States that don’t require booster seats:
– Arizona
– Florida
– South Dakota

Booster seat tips:
– A belt-positioning booster seat raises a child so that the lap and shoulder safety belts fit correctly.
– A booster seat is recommended for children ages 4 to 8 years old or until children are 4 feet 9 inches tall.
– Booster seats require the use of both the lap and shoulder safety belt.
– Backless or low-back booster seats may be used when the vehicle’s seat back reaches to the top of the child’s ears and supports the child’s head.
Source: National Highway Transportation Safety Administration

1 comment:

Anonymous said...

More Big Brother . . . what next? Pass a law telling parents that they can't let children play ball in the street, pet strange bulldogs, ride bikes after dark, look over the edge at the Grand Canyon, eat peanuts? All things that MIGHT result in injury but 99.9% of the time DON'T?

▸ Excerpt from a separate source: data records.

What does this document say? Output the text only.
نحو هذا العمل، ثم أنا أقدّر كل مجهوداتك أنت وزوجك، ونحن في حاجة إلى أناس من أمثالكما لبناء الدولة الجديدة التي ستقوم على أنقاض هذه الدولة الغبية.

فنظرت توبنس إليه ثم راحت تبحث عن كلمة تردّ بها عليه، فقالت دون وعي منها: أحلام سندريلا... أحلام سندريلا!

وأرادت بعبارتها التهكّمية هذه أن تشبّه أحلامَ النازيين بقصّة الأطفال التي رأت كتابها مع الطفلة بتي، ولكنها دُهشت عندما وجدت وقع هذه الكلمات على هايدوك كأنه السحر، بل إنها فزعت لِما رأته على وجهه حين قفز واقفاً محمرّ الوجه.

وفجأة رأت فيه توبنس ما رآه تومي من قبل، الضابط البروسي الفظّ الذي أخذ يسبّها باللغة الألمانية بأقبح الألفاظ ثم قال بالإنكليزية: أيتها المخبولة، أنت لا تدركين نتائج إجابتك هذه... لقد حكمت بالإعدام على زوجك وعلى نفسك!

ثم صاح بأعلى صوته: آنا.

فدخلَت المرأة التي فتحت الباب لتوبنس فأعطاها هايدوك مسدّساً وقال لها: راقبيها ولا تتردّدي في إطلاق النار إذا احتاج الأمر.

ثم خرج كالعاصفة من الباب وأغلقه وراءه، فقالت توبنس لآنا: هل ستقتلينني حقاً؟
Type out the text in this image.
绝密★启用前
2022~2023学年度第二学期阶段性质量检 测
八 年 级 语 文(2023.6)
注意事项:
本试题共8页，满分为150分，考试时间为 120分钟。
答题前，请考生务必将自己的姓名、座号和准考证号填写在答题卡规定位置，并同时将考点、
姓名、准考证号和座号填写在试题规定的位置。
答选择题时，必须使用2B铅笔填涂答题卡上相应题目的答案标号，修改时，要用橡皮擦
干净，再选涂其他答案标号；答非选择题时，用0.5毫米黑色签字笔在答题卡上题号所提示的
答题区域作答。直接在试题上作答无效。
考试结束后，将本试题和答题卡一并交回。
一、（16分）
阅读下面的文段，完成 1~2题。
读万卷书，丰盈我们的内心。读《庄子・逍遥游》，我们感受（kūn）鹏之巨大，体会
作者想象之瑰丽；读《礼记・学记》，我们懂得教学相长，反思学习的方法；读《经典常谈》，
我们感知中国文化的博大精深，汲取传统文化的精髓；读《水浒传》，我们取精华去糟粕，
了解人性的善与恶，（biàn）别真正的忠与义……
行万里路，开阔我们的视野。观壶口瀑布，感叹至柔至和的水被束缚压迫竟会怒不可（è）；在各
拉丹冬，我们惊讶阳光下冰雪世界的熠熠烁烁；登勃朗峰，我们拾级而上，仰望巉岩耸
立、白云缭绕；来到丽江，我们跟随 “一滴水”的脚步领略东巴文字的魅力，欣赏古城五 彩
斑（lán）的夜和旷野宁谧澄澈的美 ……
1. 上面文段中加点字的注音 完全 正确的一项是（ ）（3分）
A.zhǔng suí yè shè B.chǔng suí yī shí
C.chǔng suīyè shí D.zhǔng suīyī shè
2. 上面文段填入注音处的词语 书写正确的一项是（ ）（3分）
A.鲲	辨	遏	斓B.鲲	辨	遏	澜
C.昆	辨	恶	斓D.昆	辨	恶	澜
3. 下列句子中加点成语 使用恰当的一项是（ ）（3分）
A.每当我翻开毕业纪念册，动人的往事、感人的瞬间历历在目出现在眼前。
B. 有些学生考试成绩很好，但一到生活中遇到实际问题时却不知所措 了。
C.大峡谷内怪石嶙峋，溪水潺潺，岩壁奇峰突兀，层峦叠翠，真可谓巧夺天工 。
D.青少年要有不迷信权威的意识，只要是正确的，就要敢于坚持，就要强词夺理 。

You can pass all the laws you want but life has risks, kids are going to get hurt and some are going to die and there isn't a damn thing "government" can or even should do about it.

Sometimes bad things just happen. Trying to turn the population into a bunch of robots trying to stop bad things from happening is futile, and WRONG.

There's a big difference between risk and abuse. Children who are being ABUSED should be rescued. Children who are exposed to a normal level of risk of injury do not need rescuing. They just need luck, and all the legislation in the world can't give anyone LUCK.